A cure for female hysteria was the newly introduced vibrator which the doctor used to give the patient a "pelvic massage" to produce a "spasm".

On the other side of the wall from Dr Givings' consulting room, his curious young wife Catherine listens to the sounds coming through the wall and wonders what is going on.

"She is on a quest to engage with her husband on an emotional level. It's not that they particularly have a terrible relationship, it's just he's a man of science and into his gadgets, and a man of the times in many ways as far as male intellect goes and how you deal with women and relationships," Macgregor says.

Catherine pushes into the room, and with the help of Mrs Daldry discovers what the vibrator does. She asks her husband to try it on her but he wants to keep her separate from his medical practice.

Catherine also has a baby daughter whom she can't feed, so a wet nurse is hired and she has to watch the black woman connect on a natural and emotional level with her daughter, something she longs to be able to do.

Another of Dr Givings' patients, an artist, is also suffering from hysteria.

He falls in love with the wet nurse and paints her as a madonna with a child at her breast.
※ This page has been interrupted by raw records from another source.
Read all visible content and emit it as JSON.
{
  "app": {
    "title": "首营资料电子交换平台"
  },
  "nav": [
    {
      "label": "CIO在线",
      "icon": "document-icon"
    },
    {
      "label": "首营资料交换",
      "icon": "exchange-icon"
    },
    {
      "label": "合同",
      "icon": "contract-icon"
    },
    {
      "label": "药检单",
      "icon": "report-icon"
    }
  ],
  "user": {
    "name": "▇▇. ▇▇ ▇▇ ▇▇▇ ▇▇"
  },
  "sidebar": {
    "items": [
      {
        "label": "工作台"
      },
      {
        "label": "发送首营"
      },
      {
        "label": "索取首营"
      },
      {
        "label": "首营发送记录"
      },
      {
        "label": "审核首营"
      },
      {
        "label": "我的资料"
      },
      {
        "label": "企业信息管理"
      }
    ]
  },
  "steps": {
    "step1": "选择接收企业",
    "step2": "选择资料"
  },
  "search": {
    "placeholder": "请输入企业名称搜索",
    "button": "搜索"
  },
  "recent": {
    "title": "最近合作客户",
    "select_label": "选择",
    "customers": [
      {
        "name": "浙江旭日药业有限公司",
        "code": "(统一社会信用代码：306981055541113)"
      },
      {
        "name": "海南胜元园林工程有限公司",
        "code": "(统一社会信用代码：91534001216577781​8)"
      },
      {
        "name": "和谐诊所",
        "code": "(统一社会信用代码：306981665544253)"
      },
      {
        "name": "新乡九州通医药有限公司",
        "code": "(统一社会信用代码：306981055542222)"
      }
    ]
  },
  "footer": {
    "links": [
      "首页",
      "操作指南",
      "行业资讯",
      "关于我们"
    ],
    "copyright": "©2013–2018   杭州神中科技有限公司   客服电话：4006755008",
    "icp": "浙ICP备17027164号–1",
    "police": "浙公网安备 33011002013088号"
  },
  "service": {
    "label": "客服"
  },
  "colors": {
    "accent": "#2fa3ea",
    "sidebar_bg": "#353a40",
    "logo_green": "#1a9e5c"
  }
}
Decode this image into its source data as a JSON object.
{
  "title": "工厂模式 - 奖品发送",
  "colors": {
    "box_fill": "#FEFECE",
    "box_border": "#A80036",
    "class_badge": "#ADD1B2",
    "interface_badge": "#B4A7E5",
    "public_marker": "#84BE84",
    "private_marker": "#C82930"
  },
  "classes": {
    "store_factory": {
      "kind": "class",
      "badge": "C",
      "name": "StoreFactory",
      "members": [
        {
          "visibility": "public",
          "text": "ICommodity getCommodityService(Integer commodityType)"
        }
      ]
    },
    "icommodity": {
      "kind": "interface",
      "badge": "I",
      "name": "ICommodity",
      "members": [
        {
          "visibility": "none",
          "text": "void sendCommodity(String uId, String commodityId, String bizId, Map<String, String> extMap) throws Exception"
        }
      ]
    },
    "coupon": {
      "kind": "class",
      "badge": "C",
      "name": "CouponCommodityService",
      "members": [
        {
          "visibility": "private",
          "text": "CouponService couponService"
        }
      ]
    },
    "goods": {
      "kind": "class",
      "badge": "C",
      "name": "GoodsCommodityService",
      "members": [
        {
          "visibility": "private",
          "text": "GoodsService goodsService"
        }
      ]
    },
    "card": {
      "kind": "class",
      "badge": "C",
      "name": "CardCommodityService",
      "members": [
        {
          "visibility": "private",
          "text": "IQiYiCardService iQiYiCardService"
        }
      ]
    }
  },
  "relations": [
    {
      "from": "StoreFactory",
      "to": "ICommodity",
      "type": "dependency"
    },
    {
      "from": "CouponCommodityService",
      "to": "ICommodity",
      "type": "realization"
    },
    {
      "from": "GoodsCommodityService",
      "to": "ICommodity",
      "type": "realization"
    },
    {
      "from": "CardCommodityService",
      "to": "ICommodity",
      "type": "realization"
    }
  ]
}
Macgregor says he is probably a closet homosexual who has not realised it yet, falling in love with unattainable women. Even though he is male he is cured with the vibrator in the same way as the women.

"The play's not sensationalist in any way. It's really grounded in history and fact. By the nature of its subject matter it's funny - it can't help but be. We might be in trouble if we didn't have that humour. It's certainly the kind of subject we don't deal with every day," she says.
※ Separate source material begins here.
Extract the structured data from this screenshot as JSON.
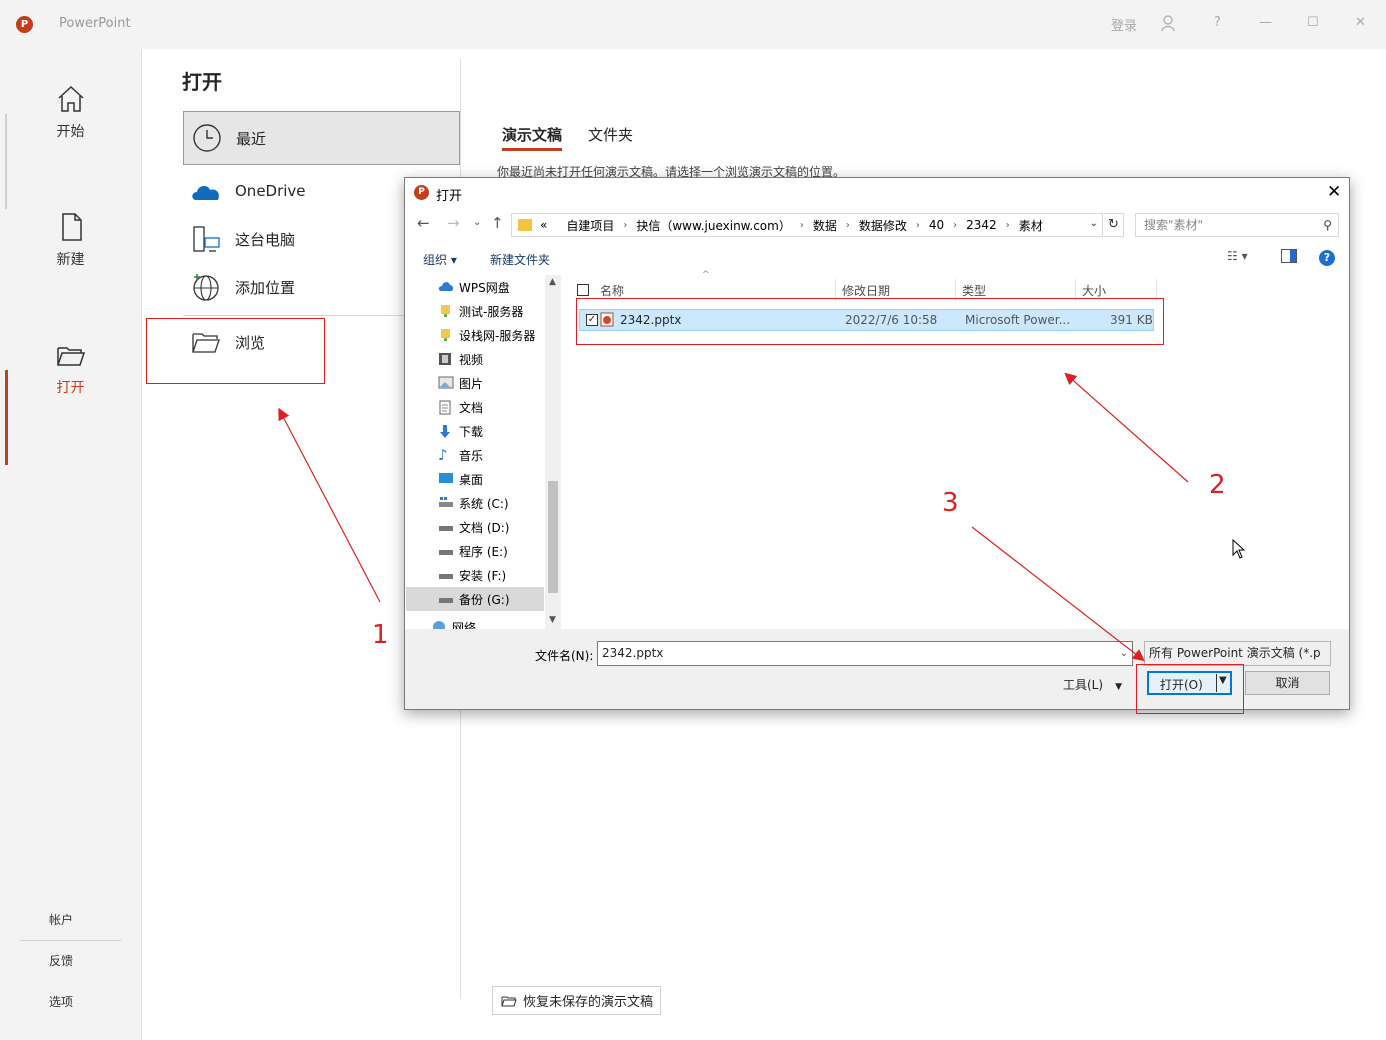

The elaborate costumes by Maryanne Wright-Smyth include 1880s underwear as the patients have to get undressed and dressed on stage with the help of Annie, the doctor's nurse.


See It
In the Next Room or the vibrator play by Sarah Ruhl, directed by Lara Macgregor opens at the Fortune Theatre on June 30.
It features Claire Dougan, Hilary Halba, Anna Henare, Nic Kyle, Chelsea McEwan Millar, Conrad Newport and Jason Whyte.


Sci fest gala
A fundraising gala night at the Fortune on June 30 will benefit the Otago Medical Research Foundation. The foundation supports a range of Dunedin-based research initiatives and has contributed to areas including chronic kidney disease, glue ear, the analysis of stroke and heart disorders, genetics, stem-cell investigation, the causes and suppression of throat bacteria and asthma.